With Regional Economic Partnerships across Scotland, Scottish Futures Trust recently commissioned Oxford Economics to examine the extent to which regional economic arrangements are used alongside local and national interventions to deliver inclusive growth. Our conclusion from the several case studies that we undertook is that there is no “off-the-shelf” inclusive growth model anywhere that can be simply applied to Scotland. Nevertheless, we think there are lessons to be learnt.
Among the regions we considered, the San Francisco Bay Area is surely the most successful regional economy in the world in terms of wealth creation. But it is poor at transport infrastructure, partly because an absence of regional governance means that local special interests are able to block transport improvement – and also housing – developments. The consequence is an economy that grows rapidly, but with big problems of transport and housing related social exclusion, despite a highly engaged political culture.
Solent in southern England provides a very different example where a regional economic partnership, the Solent Local Enterprise Partnership, is very well established, but struggles in the face of limited resources and a high degree of central government control.
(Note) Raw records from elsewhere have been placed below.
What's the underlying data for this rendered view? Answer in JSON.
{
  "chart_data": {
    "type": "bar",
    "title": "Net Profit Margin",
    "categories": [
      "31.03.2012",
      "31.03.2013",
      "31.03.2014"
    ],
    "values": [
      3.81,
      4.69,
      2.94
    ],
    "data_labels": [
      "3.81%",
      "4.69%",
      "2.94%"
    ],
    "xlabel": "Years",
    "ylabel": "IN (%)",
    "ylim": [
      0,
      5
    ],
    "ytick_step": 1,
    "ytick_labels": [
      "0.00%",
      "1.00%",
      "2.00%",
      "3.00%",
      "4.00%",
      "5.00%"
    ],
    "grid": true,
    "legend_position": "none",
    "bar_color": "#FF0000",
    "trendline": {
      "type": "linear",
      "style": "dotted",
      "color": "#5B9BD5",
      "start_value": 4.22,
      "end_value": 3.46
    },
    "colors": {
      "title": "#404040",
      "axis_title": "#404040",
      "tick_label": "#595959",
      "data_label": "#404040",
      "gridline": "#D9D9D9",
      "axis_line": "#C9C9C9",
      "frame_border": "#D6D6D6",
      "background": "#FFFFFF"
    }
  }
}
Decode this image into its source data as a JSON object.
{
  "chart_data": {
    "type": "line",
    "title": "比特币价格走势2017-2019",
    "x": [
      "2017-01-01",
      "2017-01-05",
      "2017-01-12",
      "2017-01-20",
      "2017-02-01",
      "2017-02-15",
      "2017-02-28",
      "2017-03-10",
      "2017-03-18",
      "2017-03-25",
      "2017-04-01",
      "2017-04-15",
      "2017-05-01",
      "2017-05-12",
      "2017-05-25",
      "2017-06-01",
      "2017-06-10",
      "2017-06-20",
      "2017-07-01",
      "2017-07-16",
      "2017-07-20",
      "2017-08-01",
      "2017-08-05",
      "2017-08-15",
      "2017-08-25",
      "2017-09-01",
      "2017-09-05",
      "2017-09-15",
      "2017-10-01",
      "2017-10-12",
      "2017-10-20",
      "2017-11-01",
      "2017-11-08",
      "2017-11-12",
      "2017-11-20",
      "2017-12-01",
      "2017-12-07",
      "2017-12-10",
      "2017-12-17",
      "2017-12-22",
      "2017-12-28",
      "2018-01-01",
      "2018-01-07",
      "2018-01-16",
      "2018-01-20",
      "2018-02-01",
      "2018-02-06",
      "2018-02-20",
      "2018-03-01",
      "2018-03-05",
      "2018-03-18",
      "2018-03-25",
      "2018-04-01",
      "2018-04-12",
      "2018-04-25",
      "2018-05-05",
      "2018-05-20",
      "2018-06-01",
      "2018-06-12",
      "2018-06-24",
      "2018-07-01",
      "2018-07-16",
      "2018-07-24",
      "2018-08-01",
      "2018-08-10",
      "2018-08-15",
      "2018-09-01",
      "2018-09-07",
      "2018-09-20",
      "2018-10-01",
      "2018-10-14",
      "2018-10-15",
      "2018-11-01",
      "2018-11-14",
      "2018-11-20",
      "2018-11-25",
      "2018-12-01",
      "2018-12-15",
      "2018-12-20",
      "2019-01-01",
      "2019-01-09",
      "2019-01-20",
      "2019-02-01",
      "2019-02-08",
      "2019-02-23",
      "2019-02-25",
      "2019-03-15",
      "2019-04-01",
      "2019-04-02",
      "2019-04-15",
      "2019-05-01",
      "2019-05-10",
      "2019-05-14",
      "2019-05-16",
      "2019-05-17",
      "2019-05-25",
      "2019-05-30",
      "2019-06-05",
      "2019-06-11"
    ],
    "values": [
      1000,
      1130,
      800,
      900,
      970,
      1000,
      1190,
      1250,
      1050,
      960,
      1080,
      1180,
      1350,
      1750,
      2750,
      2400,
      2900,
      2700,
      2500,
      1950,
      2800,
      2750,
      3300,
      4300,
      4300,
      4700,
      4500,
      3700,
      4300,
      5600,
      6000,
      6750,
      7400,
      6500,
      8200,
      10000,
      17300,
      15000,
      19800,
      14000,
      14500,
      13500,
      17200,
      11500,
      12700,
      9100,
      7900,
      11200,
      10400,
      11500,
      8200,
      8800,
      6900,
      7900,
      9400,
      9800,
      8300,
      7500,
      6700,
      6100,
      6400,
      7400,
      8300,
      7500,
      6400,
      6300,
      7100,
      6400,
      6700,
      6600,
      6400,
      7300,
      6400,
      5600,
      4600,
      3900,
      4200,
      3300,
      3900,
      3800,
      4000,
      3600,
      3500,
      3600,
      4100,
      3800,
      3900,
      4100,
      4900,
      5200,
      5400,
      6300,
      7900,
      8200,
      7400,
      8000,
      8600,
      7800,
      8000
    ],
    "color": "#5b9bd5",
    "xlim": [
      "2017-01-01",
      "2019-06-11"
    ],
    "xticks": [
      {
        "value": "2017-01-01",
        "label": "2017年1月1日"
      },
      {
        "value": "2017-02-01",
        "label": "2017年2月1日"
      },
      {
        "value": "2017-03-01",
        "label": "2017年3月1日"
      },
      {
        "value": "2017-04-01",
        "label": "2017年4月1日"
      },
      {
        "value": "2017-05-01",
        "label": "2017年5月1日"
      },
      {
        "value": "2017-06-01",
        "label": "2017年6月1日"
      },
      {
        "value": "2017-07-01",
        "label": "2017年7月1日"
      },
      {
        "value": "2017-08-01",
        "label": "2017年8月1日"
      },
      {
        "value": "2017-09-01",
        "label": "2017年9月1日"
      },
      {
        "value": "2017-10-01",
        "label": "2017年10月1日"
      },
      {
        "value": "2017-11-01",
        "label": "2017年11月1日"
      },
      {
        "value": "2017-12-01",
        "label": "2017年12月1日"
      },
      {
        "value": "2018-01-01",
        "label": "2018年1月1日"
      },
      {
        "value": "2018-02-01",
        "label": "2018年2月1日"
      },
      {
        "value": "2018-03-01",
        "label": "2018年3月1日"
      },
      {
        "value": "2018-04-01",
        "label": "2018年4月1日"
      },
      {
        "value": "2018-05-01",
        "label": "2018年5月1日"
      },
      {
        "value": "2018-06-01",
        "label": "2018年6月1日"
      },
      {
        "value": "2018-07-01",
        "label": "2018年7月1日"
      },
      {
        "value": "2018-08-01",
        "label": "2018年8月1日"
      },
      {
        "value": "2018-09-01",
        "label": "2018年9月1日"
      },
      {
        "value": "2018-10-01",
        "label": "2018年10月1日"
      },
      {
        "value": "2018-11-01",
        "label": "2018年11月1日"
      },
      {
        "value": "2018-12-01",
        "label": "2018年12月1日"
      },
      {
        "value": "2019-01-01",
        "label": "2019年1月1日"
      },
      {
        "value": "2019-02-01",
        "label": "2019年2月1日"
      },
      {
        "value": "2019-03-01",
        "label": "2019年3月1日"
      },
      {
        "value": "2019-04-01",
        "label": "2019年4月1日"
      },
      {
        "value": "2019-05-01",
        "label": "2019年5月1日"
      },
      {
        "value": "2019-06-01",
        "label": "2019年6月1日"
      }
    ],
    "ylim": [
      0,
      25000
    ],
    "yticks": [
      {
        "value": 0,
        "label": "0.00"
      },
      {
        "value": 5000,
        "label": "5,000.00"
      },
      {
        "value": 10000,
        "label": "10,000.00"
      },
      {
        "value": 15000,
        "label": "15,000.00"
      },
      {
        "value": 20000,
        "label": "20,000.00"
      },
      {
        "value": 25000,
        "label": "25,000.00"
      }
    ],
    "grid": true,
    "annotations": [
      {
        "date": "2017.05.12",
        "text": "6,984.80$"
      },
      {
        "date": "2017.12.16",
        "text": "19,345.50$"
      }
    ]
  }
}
Its ability to meet the region’s particular needs is consequently constrained. This impacts on Solent’s overall growth rate, and also on the ability to reduce inequalities between the different local areas within the region.
In Denmark the situation is very different. The concept of inclusive growth is deeply embedded. Denmark is divided into five regions, but the differences between then in economic and social conditions are not great. In part, this reflects the country’s strong commitment to using infrastructure to (literally) unite the nation, and is a deeply rooted part of a national “business model” that tends to reduce inequalities. Denmark has regional councils that bring together local authorities to address economic issues jointly, an arrangement helped by high degrees of consensus within the nation.
Our work also looked at the academic concept of a ‘Functional’ economic region, to see if that provides guidance. The reality is that local and regional economies are far more complex, overlapping, and ever-changing than the academic idea allow for. Our conclusion is therefore, that a degree of pragmatism in selecting regional partners is justified. That seems to accord with the way in which the process is proceeding in Scotland.